Cocoa (sometimes called “cacao” – which is the exact same thing) refers to the nibs of the cocoa bean and is the main ingredient in chocolate. Cocoa is a delicate crop. It can only grow in a narrow band within 10-20 degrees of the equator called the "coffee belt". Think hot temperatures, high humidity, constant rain, shade, protection from wind, and the nurturing embrace of a rainforest environment – that's the natural home of cocoa.
The ideal conditions for cocoa growth are present in only a handful of equatorial countries, with West Africa, specifically Côte d’Ivoire and Ghana, leading the charge, contributing about 70% of the world’s cocoa production.
Unfortunately, these regions are currently facing an unusually warm and dry growing season, courtesy of El Niño, a naturally occurring weather pattern. The impact? Cocoa bean crop growth is has been suffering over the last several years, leading to concerns about a shortage in the future.
Meanwhile, our collective craving for chocolate continues to rise. Global demand has soared. But the repercussions of cocoa woes aren’t immediately apparent in the marketplace —what transpires on cocoa farms takes several years to ripple into the market. This cause of year's price spike began years ago.

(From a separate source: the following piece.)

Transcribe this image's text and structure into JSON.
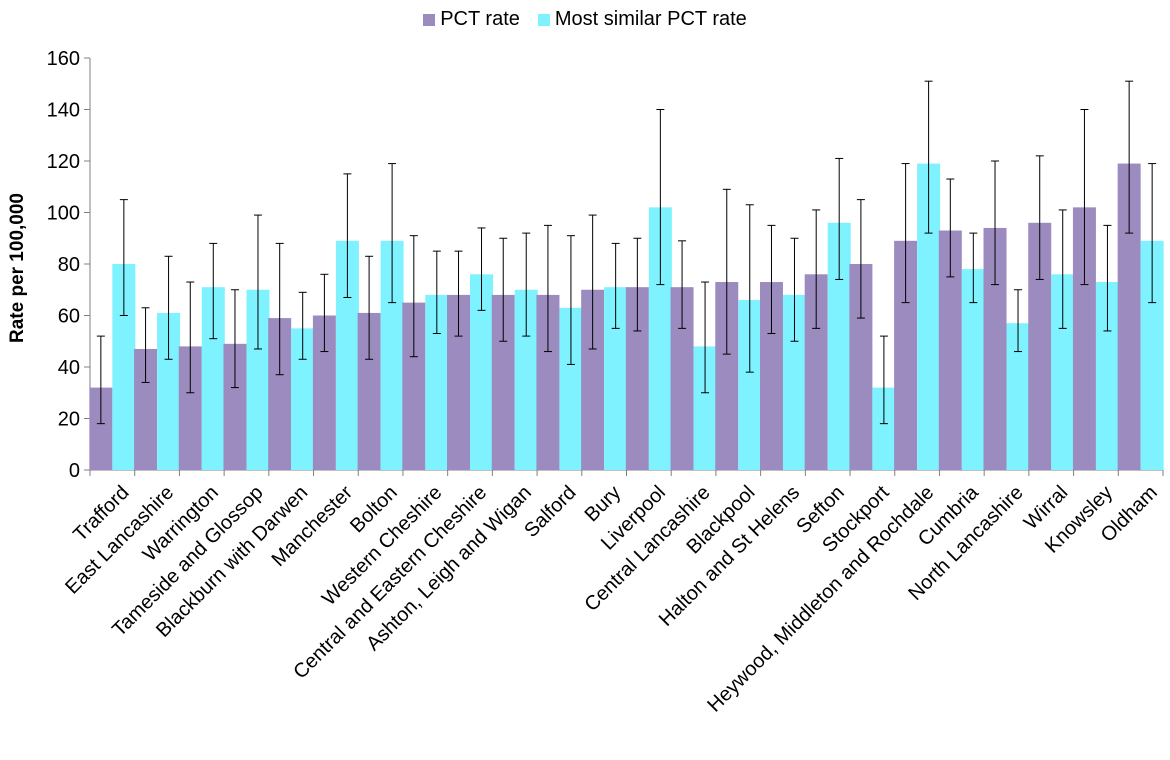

Cocoa beans as a commodity are traded on the open market. As each crop is harvested and beans make their way to ports, the commodity is traded. That trading is subject to the law of supply and demand. Lack of supply means increased prices. With recent poor harvests, the lack of supply has caused commodity prices to spike.

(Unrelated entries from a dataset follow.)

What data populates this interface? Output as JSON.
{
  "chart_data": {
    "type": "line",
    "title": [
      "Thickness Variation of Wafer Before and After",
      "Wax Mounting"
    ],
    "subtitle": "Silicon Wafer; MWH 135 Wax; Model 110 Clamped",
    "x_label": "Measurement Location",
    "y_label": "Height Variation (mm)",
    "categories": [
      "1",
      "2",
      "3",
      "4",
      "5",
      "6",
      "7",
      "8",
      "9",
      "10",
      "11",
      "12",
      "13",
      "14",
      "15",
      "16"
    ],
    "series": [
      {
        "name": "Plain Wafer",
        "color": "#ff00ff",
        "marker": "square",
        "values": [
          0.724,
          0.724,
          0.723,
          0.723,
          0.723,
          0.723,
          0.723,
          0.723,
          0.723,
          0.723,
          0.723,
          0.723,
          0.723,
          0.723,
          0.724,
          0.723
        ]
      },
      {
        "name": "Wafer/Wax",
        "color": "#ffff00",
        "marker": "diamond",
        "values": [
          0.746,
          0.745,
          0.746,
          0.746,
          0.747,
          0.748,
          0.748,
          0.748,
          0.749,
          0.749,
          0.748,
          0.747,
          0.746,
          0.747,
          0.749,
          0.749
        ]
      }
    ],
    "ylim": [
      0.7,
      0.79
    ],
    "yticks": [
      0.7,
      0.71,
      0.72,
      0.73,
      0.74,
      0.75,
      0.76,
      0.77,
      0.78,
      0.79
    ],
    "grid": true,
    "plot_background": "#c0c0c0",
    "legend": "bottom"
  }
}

Behind the scenes, a handful of companies (some people call them "Big Chocolate") dominate cocoa trading and processing worldwide, wielding control over the vast majority of chocolate brands. For these big companies, higher cocoa prices tend to mean bad news, because it might mean that less chocolate and cocoa are consumed.
As a fine chocolate business, Cocoa Community Confections view commodity price changes differently than Big Chocolate. We embrace a "less but better" approach, focusing on crafting the finest chocolate in sustainable quantities while ensuring fair prices for cocoa farmers. We've been partners with Rainforest Alliance™ for more than a decade, and now we’re transitioning to Tony’s Open Chain, a global program dedicated to paying living wage premiums directly to cocoa farmers.
Climate change and deforestation are indeed affecting cocoa production, posing long-term challenges. To safeguard the future of cocoa, it's crucial to support the hardworking cocoa farmers, ensuring they earn a reasonable living. After all, without West Africa, there's no chocolate industry as we know it today.
As advocates for sustainable practices, we actively participate in global initiatives like the World Cocoa Foundation and Cocoa & Forests Initiative. These efforts aim to protect forests and adapt to climate change in the cocoa sector.
We already pay a premium price for our couverture chocolate through our certification programs Rainforest Alliance and Tony’s Open Chain. Paying more for chocolate only matters if a bigger share of the price makes its way to the farm.
In response to fluctuating commodity prices, we've taken a measured approach, prioritizing not just our chocolate but also our "less is more" message – reaching as many homes as possible without sudden price increases. An accessible and affordable luxury, mindfully consumed.
Join us in our journey toward a sustainable, ethical indulgence, supporting farmers and cherishing the cocoa bean and the true value of fine chocolate.